Happy Sinai Liberation Day.
Egypt has holidays for just about everything. We recently had Taba Liberation Day, back in March. What’s ironic about that is that Taba is on the Sinai Peninsula…so basically they’re celebrating the same thing twice.
If that’s fair I think the States should have a separate holiday commemorating each time a state was admitted to the Union.
I don’t really mind that Egypt had a holiday today, truthfully. It meant that Andrew didn’t have class this evening so we spent a nice, quiet day together as a family. The city was deathly quiet. I have no idea where people go on holidays like this but the city was pretty much deserted. Actually, I do have some ideas—the zoo, for one, or the coast.
Personally, we tried to visit al-Manyal Palace. It’s Miriam 6 month birthday, see, and she was born on Manyal Island so we thought it was fitting.
We took the metro to Sayyeda Zeinab and crossed over the Nile on foot. While waiting for the metro to come we watched some boys playing soccer in the street. These boys were lucky because they actually had a ball. I’ve seen kids play soccer using crushed pop cans. It’s a racket (in more than one way).

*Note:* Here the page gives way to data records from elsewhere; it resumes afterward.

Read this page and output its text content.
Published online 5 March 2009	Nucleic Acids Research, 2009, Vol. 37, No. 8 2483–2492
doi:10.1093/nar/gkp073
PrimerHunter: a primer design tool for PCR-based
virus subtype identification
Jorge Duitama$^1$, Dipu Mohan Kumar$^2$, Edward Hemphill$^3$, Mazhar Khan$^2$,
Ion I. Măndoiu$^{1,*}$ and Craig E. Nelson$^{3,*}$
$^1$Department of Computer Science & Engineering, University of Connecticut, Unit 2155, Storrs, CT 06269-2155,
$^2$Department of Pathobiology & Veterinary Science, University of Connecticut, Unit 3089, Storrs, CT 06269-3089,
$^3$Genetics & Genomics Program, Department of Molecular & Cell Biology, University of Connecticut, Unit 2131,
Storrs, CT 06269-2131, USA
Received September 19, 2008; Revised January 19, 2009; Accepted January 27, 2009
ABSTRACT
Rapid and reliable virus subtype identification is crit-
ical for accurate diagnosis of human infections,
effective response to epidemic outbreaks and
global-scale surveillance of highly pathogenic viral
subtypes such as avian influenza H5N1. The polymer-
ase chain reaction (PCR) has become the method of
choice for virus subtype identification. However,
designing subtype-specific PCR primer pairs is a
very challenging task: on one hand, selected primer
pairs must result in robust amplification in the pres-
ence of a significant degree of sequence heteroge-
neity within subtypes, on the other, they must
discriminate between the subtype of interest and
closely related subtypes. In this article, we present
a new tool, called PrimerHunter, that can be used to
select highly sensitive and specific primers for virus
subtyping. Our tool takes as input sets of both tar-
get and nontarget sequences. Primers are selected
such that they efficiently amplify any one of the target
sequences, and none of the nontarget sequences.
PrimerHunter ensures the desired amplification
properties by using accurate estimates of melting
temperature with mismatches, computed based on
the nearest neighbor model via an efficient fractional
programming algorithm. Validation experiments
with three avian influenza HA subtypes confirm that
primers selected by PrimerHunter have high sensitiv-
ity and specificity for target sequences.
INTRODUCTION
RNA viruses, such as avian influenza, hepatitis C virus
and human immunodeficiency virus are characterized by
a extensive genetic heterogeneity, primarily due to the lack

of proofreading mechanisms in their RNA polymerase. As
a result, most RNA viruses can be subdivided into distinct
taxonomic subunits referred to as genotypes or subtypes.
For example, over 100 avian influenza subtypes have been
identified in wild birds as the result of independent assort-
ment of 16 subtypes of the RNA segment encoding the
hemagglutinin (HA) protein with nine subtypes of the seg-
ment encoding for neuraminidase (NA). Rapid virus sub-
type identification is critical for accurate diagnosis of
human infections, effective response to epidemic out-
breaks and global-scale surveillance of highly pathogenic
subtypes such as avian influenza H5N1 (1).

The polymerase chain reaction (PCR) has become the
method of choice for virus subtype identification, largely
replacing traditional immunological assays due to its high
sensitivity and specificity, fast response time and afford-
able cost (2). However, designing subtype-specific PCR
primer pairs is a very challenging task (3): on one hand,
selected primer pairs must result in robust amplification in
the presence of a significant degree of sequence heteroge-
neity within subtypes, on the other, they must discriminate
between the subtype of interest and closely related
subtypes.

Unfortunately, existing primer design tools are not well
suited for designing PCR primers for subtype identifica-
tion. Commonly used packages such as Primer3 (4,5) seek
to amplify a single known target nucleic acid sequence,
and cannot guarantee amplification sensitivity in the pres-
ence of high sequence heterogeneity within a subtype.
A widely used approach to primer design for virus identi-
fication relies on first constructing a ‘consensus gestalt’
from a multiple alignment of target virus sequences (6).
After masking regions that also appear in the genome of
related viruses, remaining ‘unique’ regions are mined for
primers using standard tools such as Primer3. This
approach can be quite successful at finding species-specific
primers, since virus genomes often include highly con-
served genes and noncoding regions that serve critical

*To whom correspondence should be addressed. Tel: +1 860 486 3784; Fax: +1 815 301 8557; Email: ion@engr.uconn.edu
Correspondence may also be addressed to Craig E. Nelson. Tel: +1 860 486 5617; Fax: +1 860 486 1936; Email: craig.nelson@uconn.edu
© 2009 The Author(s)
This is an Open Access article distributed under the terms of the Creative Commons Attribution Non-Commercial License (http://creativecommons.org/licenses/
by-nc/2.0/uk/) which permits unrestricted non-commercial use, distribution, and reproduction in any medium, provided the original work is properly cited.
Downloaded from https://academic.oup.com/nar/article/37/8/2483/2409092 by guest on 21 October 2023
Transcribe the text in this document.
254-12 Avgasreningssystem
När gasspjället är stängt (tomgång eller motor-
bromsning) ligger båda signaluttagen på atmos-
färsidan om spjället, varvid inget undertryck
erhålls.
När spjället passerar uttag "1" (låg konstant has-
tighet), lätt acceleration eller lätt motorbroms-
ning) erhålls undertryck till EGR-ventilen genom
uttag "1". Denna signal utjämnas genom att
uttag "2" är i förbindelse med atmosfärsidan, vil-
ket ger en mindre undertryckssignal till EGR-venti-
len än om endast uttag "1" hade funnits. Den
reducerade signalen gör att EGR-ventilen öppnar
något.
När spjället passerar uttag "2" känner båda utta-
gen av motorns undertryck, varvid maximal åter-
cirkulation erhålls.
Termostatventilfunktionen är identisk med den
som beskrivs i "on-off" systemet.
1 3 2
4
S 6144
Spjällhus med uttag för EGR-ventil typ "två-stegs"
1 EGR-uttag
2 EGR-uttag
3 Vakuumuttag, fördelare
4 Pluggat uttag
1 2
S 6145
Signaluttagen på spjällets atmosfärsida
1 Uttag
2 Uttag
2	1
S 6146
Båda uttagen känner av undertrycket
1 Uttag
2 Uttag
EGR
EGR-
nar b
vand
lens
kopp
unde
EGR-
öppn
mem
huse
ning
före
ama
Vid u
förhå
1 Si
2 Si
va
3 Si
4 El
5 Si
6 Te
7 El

Rachel had been off on her own watching the boys play when a train started coming. She ran toward me as fast as she could, then crashed into my legs.
“That train was almost going as fast as me!” she panted, feigning an asthma attack, “But I beat it!”
She can be so funny.
The palace is right by the Qasr al-Aini Hospital, which is really hard to miss. It’s huge and the architecture is striking.
The palace, itself, is also pretty obvious and imposing. Unfortunately, it’s also closed. It’s been closed basically for forever and I don’t see it opening any time in the near future. Sad day.
There is a garden over-looking the Nile just behind the al-Manyal Palace so we went there instead to enjoy the shade and take some pictures. Like most gardens it cost a couple of pounds to get inside. We walked along the palace wall and took pictures, wishing we could get inside to look at the gardens, which are supposed to be spectacular. When we started choking on the construction dust we wandered along the Nile some more.
It was tempting to get in. I don’t know why; this is the first time it’s ever been an issue for us. Perhaps it was because we were standing right on the bank with the water nearly lapping our feet. Luckily we just watched an episode of House where the diagnosis was bilharzia, which is pretty common in Egypt since the Nile was dammed up, so we were sure to stay dry.
We watched some kids fish for a while but only ever saw them catch garbage. Wondering if there actually was anything to catch, we kept looking for fish. We finally saw some, but I don’t think I would recommend eating anything caught from the Nile. At least not in Cairo; by the time the river makes it up this far it’s so polluted and icky and full of schistosome-infected snails.
Still, it’s peaceful to be by the water.
Sometimes it is still funny to me to see the Nile in the middle of Cairo. When I think of the Nile I think ancient—of Moses and bulrushes, hippos and crocodiles—but here it is, today, choking in a jungle of cement, running alongside buses and taxis. I have the same bizarre feeling about the pyramids—those…right here…in the city? Some things, I suppose, like rivers and pyramids, transcend time.
We took a lot of pictures of Miriam since it was her six month birthday; Rachel wanted some pictures taken of her, too, of course.
We also took several pictures of them together, some of which worked out better than others.
Miriam has recently rediscovered how much fun it is to blow spit bubbles. She can often be found entertaining herself by humming quietly, blowing spit bubbles in the process. She’s a regular little drool factory but we’re still waiting for any teeth to appear.
Luckily at least one of our children has stopped drooling.
When we had exhausted our supply of snacks we decided to head home for lunch, so we wandered back over to the metro passing like five different hospitals along the way. Manyal (aka Roda) could be renamed Hospital Island.
I think I’m starting to see Cairo through new eyes, yet again. My this-ol-thing attitude has evolved into an I-might-never-see-this-again attitude so I’m taking pictures of everything. Our end goal is to live abroad, specifically in the Middle East, so I’m sure I’ll be in Cairo again someday but I’m getting a little sentimental about leaving, anyway.
We hopped off the metro at the Maadi stop so we could pick up some produce on our way home. Luckily they were just delivering, so our fruits and vegetables were as fresh as fresh can be.
Yes, that is a microbus filled with watermelon, but we passed it up to visit our friends at The Tree. Customer loyalty is a big thing here and The Tree has had most of our business since arriving here. They’re local, they deliver, and they usually give Rachel a free banana. Plus, sometimes we get to walk past this pretty mural to get there.
Also, there is a tree that grows right through the roof of their store. What’s not to love?
Actually, they didn’t offer Rachel her customary banana today and once she realized that she wasn’t loving it. Great temper tantrums accompanied our departure. It’s not like it was their fault—there were simply no edible bananas today. They were either too ripe or too green.
I think Rachel was also a little tired from running around in the sun all day because she can usually hold herself together, at least in public.
Tomorrow is back to the old grindstone, more or less.